Paul Bogard is the author of The Ground Beneath Us: From the Oldest Cities to the Last Wilderness, What Dirt Tells Us About Who We Are, published by Little, Brown. He is also the author of The End of Night: Searching for Natural Darkness in an Age of Artificial Light, published in North America by Little, Brown, and in the UK and around the world by 4th Estate/Harper Collins. The End of Night has been translated into German, Spanish, Japanese, Chinese, and Korean, and is available in hardcover, e-book, paperback, and audiobook.
Paul is editor of the anthology Let There Be Night: Testimony on Behalf of the Dark, a collection of essays by twenty-eight writers on the value of darkness and the costs of light pollution. His articles and essays have appeared in The New York Times, Slate, Salon, Los Angeles Times, Outside, Audubon, Conservation, Reader’s Digest, National Geographic, Creative Nonfiction, and elsewhere.

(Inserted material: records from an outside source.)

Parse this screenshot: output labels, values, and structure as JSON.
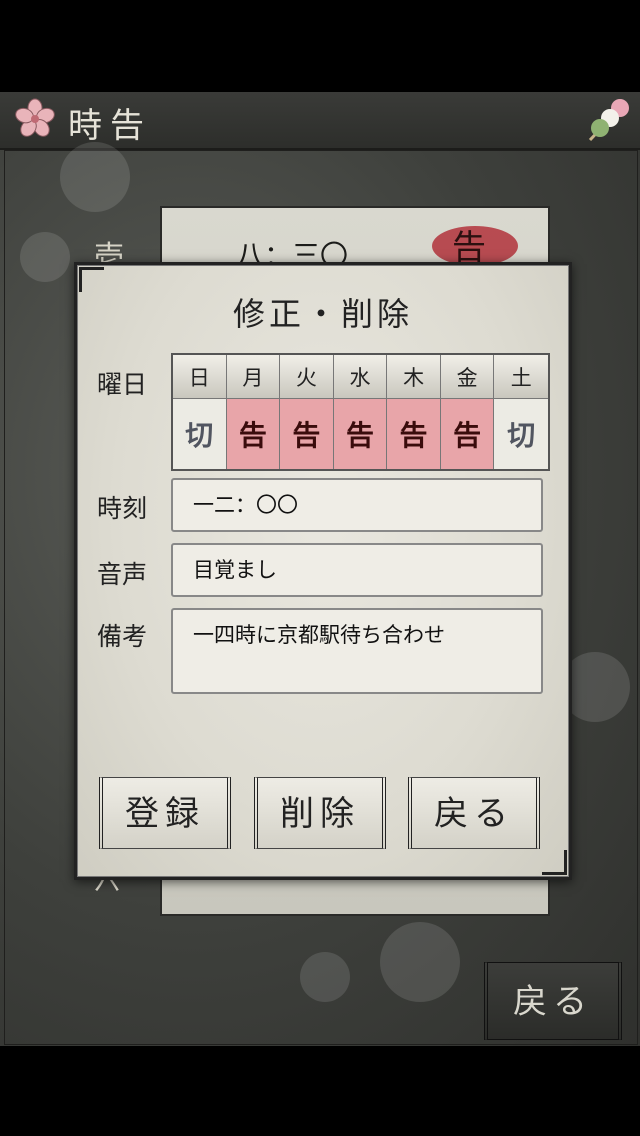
{
  "header": {
    "title": "時告"
  },
  "background": {
    "side_glyph": "壱",
    "time": "八：三〇",
    "tag": "告",
    "bottom_glyph": "六"
  },
  "dialog": {
    "title": "修正・削除",
    "weekday_label": "曜日",
    "days": [
      {
        "name": "日",
        "state": "切",
        "active": false
      },
      {
        "name": "月",
        "state": "告",
        "active": true
      },
      {
        "name": "火",
        "state": "告",
        "active": true
      },
      {
        "name": "水",
        "state": "告",
        "active": true
      },
      {
        "name": "木",
        "state": "告",
        "active": true
      },
      {
        "name": "金",
        "state": "告",
        "active": true
      },
      {
        "name": "土",
        "state": "切",
        "active": false
      }
    ],
    "time_label": "時刻",
    "time_value": "一二：〇〇",
    "voice_label": "音声",
    "voice_value": "目覚まし",
    "note_label": "備考",
    "note_value": "一四時に京都駅待ち合わせ",
    "buttons": {
      "register": "登録",
      "delete": "削除",
      "back": "戻る"
    }
  },
  "footer": {
    "back": "戻る"
  },
  "colors": {
    "active_day": "#e8a5a9",
    "inactive_day": "#ecebe4"
  }
}
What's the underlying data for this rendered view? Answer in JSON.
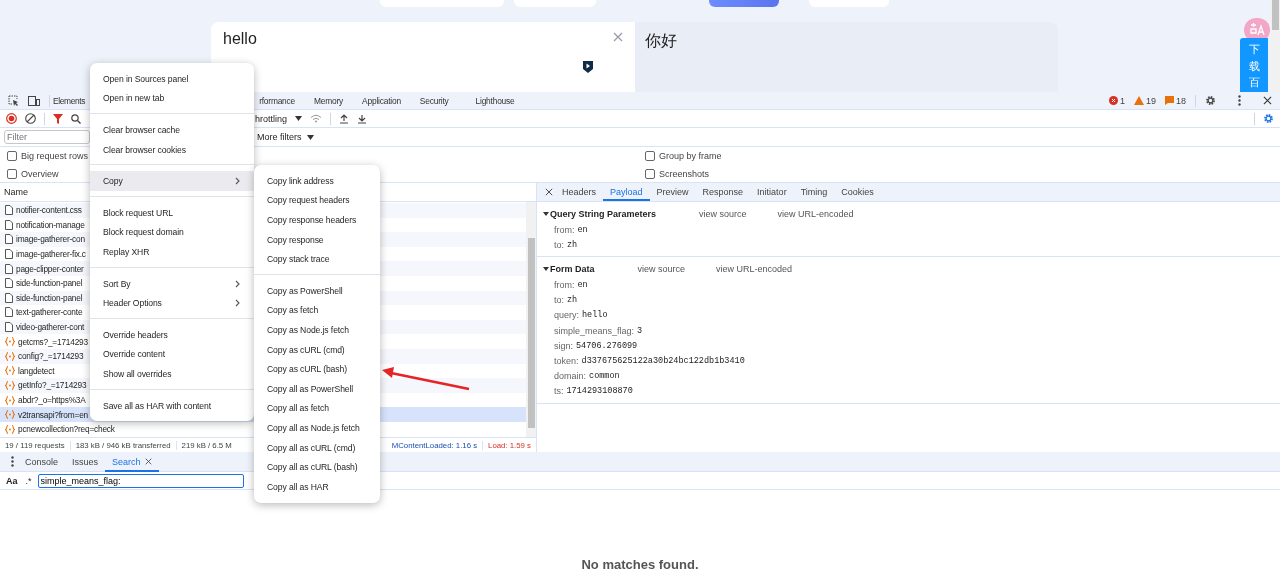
{
  "web_page": {
    "source_text": "hello",
    "translation": "你好",
    "side_button": "下载百"
  },
  "devtools": {
    "panel_tabs": [
      {
        "label": "Elements",
        "selected": false
      },
      {
        "label": "rformance",
        "selected": false
      },
      {
        "label": "Memory",
        "selected": false
      },
      {
        "label": "Application",
        "selected": false
      },
      {
        "label": "Security",
        "selected": false
      },
      {
        "label": "Lighthouse",
        "selected": false
      }
    ],
    "counts": {
      "errors": "1",
      "warnings": "19",
      "issues": "18"
    },
    "throttling": "hrottling",
    "filter_placeholder": "Filter",
    "more_filters": "More filters",
    "options": [
      {
        "label": "Big request rows",
        "checked": false
      },
      {
        "label": "Overview",
        "checked": false
      },
      {
        "label": "Group by frame",
        "checked": false
      },
      {
        "label": "Screenshots",
        "checked": false
      }
    ],
    "requests": {
      "column": "Name",
      "rows": [
        {
          "name": "notifier-content.css",
          "kind": "file",
          "selected": false
        },
        {
          "name": "notification-manage",
          "kind": "file",
          "selected": false
        },
        {
          "name": "image-gatherer-con",
          "kind": "file",
          "selected": false
        },
        {
          "name": "image-gatherer-fix.c",
          "kind": "file",
          "selected": false
        },
        {
          "name": "page-clipper-conter",
          "kind": "file",
          "selected": false
        },
        {
          "name": "side-function-panel",
          "kind": "file",
          "selected": false
        },
        {
          "name": "side-function-panel",
          "kind": "file",
          "selected": false
        },
        {
          "name": "text-gatherer-conte",
          "kind": "file",
          "selected": false
        },
        {
          "name": "video-gatherer-cont",
          "kind": "file",
          "selected": false
        },
        {
          "name": "getcms?_=1714293",
          "kind": "xhr",
          "selected": false
        },
        {
          "name": "config?_=1714293",
          "kind": "xhr",
          "selected": false
        },
        {
          "name": "langdetect",
          "kind": "xhr",
          "selected": false
        },
        {
          "name": "getInfo?_=1714293",
          "kind": "xhr",
          "selected": false
        },
        {
          "name": "abdr?_o=https%3A",
          "kind": "xhr",
          "selected": false
        },
        {
          "name": "v2transapi?from=en",
          "kind": "xhr",
          "selected": true
        },
        {
          "name": "pcnewcollection?req=check",
          "kind": "xhr",
          "selected": false
        }
      ]
    },
    "summary": [
      "19 / 119 requests",
      "183 kB / 946 kB transferred",
      "219 kB / 6.5 M"
    ],
    "dom_content_loaded": "MContentLoaded: 1.16 s",
    "load": "Load: 1.59 s",
    "detail_tabs": [
      {
        "label": "Headers",
        "selected": false
      },
      {
        "label": "Payload",
        "selected": true
      },
      {
        "label": "Preview",
        "selected": false
      },
      {
        "label": "Response",
        "selected": false
      },
      {
        "label": "Initiator",
        "selected": false
      },
      {
        "label": "Timing",
        "selected": false
      },
      {
        "label": "Cookies",
        "selected": false
      }
    ],
    "payload": [
      {
        "title": "Query String Parameters",
        "expanded": true,
        "links": [
          "view source",
          "view URL-encoded"
        ],
        "params": [
          {
            "key": "from:",
            "value": "en"
          },
          {
            "key": "to:",
            "value": "zh"
          }
        ]
      },
      {
        "title": "Form Data",
        "expanded": true,
        "links": [
          "view source",
          "view URL-encoded"
        ],
        "params": [
          {
            "key": "from:",
            "value": "en"
          },
          {
            "key": "to:",
            "value": "zh"
          },
          {
            "key": "query:",
            "value": "hello"
          },
          {
            "key": "simple_means_flag:",
            "value": "3"
          },
          {
            "key": "sign:",
            "value": "54706.276099"
          },
          {
            "key": "token:",
            "value": "d337675625122a30b24bc122db1b3410"
          },
          {
            "key": "domain:",
            "value": "common"
          },
          {
            "key": "ts:",
            "value": "1714293108870"
          }
        ]
      }
    ],
    "drawer_tabs": [
      {
        "label": "Console",
        "selected": false,
        "closable": false
      },
      {
        "label": "Issues",
        "selected": false,
        "closable": false
      },
      {
        "label": "Search",
        "selected": true,
        "closable": true
      }
    ],
    "search": {
      "case_toggle": "Aa",
      "regex_toggle": ".*",
      "value": "simple_means_flag:",
      "result": "No matches found."
    }
  },
  "context_menu": {
    "groups": [
      [
        {
          "label": "Open in Sources panel",
          "highlighted": false,
          "submenu": false
        },
        {
          "label": "Open in new tab",
          "highlighted": false,
          "submenu": false
        }
      ],
      [
        {
          "label": "Clear browser cache",
          "highlighted": false,
          "submenu": false
        },
        {
          "label": "Clear browser cookies",
          "highlighted": false,
          "submenu": false
        }
      ],
      [
        {
          "label": "Copy",
          "highlighted": true,
          "submenu": true
        }
      ],
      [
        {
          "label": "Block request URL",
          "highlighted": false,
          "submenu": false
        },
        {
          "label": "Block request domain",
          "highlighted": false,
          "submenu": false
        },
        {
          "label": "Replay XHR",
          "highlighted": false,
          "submenu": false
        }
      ],
      [
        {
          "label": "Sort By",
          "highlighted": false,
          "submenu": true
        },
        {
          "label": "Header Options",
          "highlighted": false,
          "submenu": true
        }
      ],
      [
        {
          "label": "Override headers",
          "highlighted": false,
          "submenu": false
        },
        {
          "label": "Override content",
          "highlighted": false,
          "submenu": false
        },
        {
          "label": "Show all overrides",
          "highlighted": false,
          "submenu": false
        }
      ],
      [
        {
          "label": "Save all as HAR with content",
          "highlighted": false,
          "submenu": false
        }
      ]
    ]
  },
  "copy_submenu": {
    "groups": [
      [
        {
          "label": "Copy link address",
          "highlighted": false,
          "submenu": false
        },
        {
          "label": "Copy request headers",
          "highlighted": false,
          "submenu": false
        },
        {
          "label": "Copy response headers",
          "highlighted": false,
          "submenu": false
        },
        {
          "label": "Copy response",
          "highlighted": false,
          "submenu": false
        },
        {
          "label": "Copy stack trace",
          "highlighted": false,
          "submenu": false
        }
      ],
      [
        {
          "label": "Copy as PowerShell",
          "highlighted": false,
          "submenu": false
        },
        {
          "label": "Copy as fetch",
          "highlighted": false,
          "submenu": false
        },
        {
          "label": "Copy as Node.js fetch",
          "highlighted": false,
          "submenu": false
        },
        {
          "label": "Copy as cURL (cmd)",
          "highlighted": false,
          "submenu": false
        },
        {
          "label": "Copy as cURL (bash)",
          "highlighted": false,
          "submenu": false
        },
        {
          "label": "Copy all as PowerShell",
          "highlighted": false,
          "submenu": false
        },
        {
          "label": "Copy all as fetch",
          "highlighted": false,
          "submenu": false
        },
        {
          "label": "Copy all as Node.js fetch",
          "highlighted": false,
          "submenu": false
        },
        {
          "label": "Copy all as cURL (cmd)",
          "highlighted": false,
          "submenu": false
        },
        {
          "label": "Copy all as cURL (bash)",
          "highlighted": false,
          "submenu": false
        },
        {
          "label": "Copy all as HAR",
          "highlighted": false,
          "submenu": false
        }
      ]
    ]
  }
}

A native Minnesotan, Paul grew up exploring the forest and watching the stars near a lake in the northern part of the state. He has lived and taught in New Mexico, Nevada, Wisconsin, and North Carolina, and is now associate professor of English at James Madison University in Harrisonburg, Virginia, where he teaches creative nonfiction and environmental literature.